Paxos-based synchronous mode: sequencers within a replication group agree on a combined batch of transaction requests.
Each node’s scheduler is responsible for locking records stored at that node’s storage component (even for transactions that access records stored on other nodes).
Locking protocol resembles two-phase locking with two added invariants:
- For any pair of transactions A and B that both request exclusive locks on some local record R, if transaction A appears before B in the serial order provided by the sequencing layer then A must request its lock on R before B does. Calvin implements this by serializing all lock requests in a single thread. The thread scans the serial transaction order sent by the sequencing layer; for each entry, it requests all locks that the transaction will need in its lifetime. All transactions are therefore required to declare their full read/write sets in advance.
- The lock manager must grant each lock to requesting transactions strictly in the order in which those transactions requested the lock
Clients specify transaction logic as C++ functions.
- Read/write set analysis: notes the elements of the read and write that are stored locally, and the active (writes) and passive (reads) nodes that have elements present in the transaction.
- Perform local reads.
- Serve remote reads: results are sent to all actively participant nodes.
- Collect remote read results.
- Transaction logic execution and applying writes.
If transaction logic depends on reads (dependent transactions) Calvin modifies client transaction code so the full read/write set is discovered in advance.
Following the same principle of “move as much as possible before the locks”, when a sequencer receives a request for a transaction that might be affected by disk stall, the transaction is delayed but the reads are sent so they’re brought from disk to memory (warm-up). Calvin seems to be surprisingly sensible to accuracy on disk I/O latency prediction.
- “Our Calvin implementation is therefore able to achieve nearly half a million TPC-C transactions per second on a 100 node cluster.

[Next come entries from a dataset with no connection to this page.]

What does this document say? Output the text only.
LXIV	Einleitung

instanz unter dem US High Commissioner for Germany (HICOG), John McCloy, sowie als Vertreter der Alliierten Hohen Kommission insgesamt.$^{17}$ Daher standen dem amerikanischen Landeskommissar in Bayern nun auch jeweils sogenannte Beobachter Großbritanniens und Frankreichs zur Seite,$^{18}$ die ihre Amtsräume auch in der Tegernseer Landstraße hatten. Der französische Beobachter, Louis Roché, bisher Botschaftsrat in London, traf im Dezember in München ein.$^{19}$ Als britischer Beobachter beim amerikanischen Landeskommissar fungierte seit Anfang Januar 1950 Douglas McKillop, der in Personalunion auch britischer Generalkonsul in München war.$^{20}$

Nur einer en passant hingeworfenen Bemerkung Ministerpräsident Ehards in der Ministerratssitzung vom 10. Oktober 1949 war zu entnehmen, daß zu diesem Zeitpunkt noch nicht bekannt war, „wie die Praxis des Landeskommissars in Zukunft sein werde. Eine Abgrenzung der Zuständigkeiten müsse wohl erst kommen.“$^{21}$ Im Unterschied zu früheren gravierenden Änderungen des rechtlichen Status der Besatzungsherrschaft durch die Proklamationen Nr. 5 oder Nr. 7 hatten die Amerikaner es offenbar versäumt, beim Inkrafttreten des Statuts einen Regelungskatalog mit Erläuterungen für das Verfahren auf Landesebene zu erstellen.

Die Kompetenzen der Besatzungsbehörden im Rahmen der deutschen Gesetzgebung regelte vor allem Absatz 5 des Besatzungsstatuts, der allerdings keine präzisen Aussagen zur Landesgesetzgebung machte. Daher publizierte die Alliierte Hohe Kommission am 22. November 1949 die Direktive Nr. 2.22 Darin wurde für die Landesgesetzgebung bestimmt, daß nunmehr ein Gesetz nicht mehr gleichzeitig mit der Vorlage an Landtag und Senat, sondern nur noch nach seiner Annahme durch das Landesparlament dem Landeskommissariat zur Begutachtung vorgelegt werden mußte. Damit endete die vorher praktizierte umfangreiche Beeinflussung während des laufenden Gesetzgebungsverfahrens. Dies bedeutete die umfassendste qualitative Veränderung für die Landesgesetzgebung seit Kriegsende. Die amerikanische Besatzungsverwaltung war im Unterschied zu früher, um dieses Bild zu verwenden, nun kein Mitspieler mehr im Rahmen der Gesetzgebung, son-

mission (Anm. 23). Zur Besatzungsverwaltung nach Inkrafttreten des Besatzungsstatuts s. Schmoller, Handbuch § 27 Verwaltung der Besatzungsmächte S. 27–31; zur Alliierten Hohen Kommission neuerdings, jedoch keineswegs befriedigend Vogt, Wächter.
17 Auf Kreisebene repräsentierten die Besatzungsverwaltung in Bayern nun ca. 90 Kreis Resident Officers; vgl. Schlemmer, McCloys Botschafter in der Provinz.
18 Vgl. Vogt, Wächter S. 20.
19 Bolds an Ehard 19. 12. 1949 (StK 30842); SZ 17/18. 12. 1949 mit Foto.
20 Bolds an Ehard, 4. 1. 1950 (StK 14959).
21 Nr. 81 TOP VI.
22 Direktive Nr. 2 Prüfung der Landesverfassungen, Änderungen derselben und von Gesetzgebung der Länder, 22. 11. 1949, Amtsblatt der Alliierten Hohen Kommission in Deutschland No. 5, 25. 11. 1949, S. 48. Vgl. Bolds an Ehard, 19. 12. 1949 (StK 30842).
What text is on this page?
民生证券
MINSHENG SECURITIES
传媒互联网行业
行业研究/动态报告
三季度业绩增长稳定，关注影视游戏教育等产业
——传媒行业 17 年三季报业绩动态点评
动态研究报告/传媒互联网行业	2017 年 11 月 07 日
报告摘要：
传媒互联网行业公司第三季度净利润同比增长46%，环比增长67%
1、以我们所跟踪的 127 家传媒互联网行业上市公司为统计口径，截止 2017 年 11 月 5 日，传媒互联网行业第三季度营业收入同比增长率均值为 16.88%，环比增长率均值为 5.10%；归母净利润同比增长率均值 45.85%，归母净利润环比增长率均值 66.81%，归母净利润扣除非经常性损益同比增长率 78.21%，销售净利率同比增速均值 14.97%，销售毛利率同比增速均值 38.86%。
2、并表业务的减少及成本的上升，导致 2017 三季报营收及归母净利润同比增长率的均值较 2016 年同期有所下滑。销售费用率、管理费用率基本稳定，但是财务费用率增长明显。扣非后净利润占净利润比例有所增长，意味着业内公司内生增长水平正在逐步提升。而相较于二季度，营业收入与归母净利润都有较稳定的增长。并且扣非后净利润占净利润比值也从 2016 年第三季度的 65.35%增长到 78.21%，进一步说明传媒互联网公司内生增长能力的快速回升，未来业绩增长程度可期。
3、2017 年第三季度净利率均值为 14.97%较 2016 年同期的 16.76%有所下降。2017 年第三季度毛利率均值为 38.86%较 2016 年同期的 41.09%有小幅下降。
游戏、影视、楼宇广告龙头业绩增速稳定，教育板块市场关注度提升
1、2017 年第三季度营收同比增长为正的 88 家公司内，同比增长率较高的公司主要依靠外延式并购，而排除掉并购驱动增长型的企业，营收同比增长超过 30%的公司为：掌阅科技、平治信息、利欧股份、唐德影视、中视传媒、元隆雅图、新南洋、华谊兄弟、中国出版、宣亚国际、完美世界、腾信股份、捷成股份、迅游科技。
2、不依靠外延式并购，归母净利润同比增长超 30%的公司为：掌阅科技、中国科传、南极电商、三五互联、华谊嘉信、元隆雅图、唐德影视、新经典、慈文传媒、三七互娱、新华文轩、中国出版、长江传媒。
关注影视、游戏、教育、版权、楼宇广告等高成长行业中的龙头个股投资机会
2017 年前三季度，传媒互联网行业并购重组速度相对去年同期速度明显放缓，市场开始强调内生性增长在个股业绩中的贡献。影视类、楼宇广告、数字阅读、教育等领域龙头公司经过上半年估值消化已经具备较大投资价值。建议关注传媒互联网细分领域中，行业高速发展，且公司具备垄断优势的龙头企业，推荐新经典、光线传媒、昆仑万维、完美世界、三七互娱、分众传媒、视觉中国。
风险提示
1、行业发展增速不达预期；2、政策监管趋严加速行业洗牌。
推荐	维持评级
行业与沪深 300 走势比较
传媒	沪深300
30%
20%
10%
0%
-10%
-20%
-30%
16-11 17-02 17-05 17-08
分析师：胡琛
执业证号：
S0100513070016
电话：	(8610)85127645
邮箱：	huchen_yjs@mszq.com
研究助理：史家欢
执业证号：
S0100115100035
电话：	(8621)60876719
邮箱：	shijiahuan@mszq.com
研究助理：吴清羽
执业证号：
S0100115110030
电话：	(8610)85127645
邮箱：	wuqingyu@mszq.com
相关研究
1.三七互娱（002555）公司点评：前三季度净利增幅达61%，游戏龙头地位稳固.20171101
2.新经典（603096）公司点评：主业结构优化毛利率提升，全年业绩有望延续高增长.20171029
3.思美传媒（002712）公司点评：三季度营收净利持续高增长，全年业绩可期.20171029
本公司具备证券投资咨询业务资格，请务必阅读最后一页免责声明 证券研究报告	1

It is notable that the present TPC-C world record holder (Oracle) runs 504,161 New Order transactions per second, despite running on much higher end hardware than the machines we used for our experiments”
Although Calvin doesn’t make initial assumptions about data storage structure, there’s some information about getting the most out of specific storage.
Another key element is replication through input and determinism, reducing coordination overhead.
The design strategy of rethinking two-phase commit by moving as much work as possible outside the transaction can be a big boost. Requiring transaction logic to be sent and analyzed in advance seems complex, but I’d like to give it a try in actual use cases. Although it requires a change in mindset over traditional session transactions, it might be a great optimization enabler.